Flasher Secure, Segger’s flash programmer for authenticated off-site production, protects the firmware image at all stages of the provisioning process between IP owner and contract manufacturer. TELP secures the link from programmer to target and ensures that captured signal traces cannot be used to clone devices by simply replaying the programming sequence. Every device is programmed using mutually-agreed, unique session keys for the encrypted link. Without those keys the captured trace is useless, explained Segger. Together, they ensure end-to-end IP security and protection against attacks of any kind.
The contract manufacturer never has access to the clear text of a firmware image and both the manufacturer and IP owner can protect IP from being copied, cloned or produced without authorisation. The Flasher Secure / TELP offers complete transparency for IP owners to seamlessly track the programming yield, device-specific data and programmer details. This unparalleled transparency is particularly crucial when outsourcing production to third-party locations, advised Segger.
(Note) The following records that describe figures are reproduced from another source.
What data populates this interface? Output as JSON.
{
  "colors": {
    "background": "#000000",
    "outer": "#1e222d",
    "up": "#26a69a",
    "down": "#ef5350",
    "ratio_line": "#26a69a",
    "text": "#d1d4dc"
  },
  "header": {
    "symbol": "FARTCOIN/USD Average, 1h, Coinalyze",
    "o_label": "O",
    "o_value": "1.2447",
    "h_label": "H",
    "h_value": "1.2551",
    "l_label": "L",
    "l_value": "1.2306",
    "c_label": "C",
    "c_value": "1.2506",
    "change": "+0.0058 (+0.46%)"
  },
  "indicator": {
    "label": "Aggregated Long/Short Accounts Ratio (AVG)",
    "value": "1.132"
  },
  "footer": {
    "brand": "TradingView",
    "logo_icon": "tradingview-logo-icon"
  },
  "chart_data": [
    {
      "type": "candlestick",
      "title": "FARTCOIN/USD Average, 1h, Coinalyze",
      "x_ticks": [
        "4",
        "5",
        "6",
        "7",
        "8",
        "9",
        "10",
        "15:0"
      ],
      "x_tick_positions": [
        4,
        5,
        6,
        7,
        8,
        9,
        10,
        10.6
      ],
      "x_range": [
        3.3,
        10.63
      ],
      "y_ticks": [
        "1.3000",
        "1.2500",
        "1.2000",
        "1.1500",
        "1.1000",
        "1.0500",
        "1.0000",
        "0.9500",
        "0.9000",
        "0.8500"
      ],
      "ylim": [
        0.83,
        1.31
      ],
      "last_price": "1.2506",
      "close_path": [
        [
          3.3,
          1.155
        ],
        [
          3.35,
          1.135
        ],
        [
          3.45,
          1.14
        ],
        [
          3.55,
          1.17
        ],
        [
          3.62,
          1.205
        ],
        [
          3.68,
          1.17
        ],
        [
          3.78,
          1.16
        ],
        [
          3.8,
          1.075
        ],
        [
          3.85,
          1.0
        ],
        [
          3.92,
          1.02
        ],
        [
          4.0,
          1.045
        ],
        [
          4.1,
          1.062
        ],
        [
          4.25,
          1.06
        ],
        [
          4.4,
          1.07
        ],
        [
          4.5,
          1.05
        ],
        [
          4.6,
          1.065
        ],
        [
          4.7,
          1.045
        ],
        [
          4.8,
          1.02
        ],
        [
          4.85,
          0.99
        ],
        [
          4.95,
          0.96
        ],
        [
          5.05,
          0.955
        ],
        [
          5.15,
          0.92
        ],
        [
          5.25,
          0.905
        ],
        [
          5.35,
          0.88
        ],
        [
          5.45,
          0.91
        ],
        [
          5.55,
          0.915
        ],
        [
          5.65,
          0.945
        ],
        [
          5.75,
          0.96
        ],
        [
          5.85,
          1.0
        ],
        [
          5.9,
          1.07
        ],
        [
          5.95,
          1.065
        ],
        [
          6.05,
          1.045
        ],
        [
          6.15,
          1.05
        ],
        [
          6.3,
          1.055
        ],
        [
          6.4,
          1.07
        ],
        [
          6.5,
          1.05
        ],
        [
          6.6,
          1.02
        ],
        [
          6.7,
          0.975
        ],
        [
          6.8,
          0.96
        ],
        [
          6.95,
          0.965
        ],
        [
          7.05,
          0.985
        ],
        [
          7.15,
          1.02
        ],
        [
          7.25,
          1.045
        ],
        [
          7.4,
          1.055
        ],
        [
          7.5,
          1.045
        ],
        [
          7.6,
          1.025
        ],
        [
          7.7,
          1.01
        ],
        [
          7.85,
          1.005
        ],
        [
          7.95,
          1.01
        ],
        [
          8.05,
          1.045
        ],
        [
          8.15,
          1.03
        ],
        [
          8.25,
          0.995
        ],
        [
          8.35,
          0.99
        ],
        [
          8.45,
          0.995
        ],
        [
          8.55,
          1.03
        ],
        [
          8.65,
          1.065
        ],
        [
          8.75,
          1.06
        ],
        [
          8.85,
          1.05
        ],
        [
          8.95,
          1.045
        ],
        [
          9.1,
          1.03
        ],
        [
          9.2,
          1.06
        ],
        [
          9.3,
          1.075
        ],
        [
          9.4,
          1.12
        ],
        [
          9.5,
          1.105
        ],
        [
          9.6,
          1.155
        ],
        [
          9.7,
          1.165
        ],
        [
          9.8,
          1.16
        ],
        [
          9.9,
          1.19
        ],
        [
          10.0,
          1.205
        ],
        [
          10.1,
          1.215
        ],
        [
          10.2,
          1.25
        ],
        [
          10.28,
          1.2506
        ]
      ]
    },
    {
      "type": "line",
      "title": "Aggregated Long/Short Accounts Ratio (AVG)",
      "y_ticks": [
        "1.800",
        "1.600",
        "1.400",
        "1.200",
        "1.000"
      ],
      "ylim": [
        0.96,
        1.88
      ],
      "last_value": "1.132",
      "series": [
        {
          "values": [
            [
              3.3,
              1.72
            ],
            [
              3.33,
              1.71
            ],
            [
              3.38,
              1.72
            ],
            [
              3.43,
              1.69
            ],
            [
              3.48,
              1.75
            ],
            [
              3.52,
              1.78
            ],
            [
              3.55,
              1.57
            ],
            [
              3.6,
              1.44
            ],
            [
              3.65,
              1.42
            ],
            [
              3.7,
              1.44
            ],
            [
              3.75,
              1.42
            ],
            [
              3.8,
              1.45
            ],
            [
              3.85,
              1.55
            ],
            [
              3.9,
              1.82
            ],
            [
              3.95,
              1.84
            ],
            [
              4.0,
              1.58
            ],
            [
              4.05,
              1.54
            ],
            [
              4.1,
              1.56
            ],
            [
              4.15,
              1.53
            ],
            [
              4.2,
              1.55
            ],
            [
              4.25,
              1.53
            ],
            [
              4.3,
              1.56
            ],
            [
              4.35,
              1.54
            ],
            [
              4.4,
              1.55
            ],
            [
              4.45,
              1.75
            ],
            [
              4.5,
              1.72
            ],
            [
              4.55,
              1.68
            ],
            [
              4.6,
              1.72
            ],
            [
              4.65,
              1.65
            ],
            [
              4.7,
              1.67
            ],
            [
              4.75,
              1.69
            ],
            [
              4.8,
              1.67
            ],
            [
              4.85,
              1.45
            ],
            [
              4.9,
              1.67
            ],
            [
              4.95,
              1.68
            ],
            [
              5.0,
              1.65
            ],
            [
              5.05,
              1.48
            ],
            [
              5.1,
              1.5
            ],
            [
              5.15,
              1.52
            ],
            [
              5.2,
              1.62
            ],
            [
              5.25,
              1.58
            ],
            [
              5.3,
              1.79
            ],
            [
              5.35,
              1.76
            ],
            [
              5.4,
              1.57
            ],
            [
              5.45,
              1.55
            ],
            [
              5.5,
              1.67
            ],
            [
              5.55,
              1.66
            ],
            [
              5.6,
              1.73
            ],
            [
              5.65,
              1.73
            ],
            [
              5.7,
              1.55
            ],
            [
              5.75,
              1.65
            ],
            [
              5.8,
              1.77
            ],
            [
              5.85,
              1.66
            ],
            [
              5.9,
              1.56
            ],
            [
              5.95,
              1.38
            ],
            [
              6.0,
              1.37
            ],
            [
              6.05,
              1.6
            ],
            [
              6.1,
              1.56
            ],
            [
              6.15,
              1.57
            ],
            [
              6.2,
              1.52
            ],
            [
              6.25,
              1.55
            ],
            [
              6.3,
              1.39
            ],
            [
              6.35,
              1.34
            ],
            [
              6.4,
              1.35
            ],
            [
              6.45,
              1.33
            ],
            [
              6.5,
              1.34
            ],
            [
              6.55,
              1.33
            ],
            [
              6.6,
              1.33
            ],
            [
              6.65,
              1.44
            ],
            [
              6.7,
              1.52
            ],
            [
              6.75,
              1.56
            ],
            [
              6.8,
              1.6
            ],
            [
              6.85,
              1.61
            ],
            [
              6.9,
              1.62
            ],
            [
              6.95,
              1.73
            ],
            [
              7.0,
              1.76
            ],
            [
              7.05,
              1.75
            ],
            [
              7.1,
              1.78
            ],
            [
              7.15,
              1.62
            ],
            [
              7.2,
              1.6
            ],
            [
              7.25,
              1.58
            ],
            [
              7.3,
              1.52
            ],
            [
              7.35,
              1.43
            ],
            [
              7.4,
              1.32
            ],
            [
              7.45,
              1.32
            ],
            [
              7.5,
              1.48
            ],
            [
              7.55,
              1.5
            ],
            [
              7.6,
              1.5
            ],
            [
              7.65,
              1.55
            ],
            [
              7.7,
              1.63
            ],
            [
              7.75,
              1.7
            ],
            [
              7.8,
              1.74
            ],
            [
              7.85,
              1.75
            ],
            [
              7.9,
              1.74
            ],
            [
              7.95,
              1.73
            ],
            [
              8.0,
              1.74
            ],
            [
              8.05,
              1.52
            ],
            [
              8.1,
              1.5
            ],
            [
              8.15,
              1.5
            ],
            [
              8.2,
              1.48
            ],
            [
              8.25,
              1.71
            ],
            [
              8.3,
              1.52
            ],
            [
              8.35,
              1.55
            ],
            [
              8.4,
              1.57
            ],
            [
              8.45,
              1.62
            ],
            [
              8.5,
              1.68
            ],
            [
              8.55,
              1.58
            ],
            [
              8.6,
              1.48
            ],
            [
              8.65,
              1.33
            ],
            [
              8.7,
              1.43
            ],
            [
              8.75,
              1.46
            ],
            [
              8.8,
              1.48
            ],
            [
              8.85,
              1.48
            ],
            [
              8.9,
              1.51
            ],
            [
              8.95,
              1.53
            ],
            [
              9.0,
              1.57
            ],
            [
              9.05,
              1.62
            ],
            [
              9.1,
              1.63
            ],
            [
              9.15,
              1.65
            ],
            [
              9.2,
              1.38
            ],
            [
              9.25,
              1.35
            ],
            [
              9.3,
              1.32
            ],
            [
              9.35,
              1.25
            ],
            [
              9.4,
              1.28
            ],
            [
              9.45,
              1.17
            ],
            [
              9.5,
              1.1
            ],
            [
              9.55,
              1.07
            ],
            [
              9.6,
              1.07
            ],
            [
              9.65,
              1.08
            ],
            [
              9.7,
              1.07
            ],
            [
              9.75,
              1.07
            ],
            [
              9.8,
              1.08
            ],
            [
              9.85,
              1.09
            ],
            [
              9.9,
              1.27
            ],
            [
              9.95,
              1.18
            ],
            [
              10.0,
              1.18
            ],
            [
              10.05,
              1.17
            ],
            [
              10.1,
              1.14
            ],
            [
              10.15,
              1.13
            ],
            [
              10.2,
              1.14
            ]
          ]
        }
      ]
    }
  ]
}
It added that the level of confidentiality is unmatched in the market.

“Flasher Secure and TELP are redefining the standards of secure programming,” says Ivo Geilenbruegge, Segger’s managing director. “Together they allow innovators to confidently bring their ideas to market, secure in the knowledge that their IP is protected all the way to the silicon.”

According to Segger, this is the only solution available today that provides end-to-end security for the entire workflow, from firmware sign-off to final production, while also providing interfaces for quality assurance and warehouse management.

TELP can be used to secure a wide range of microcontrollers, particularly protecting MCUs that do not come with built-in security features. There is no need for special processors or pre-programming required and no physical shipment.

Security is achieved using a combination of established and standardised cryptographic algorithms, cryptographically secure random number generators, and reliable key exchange algorithms.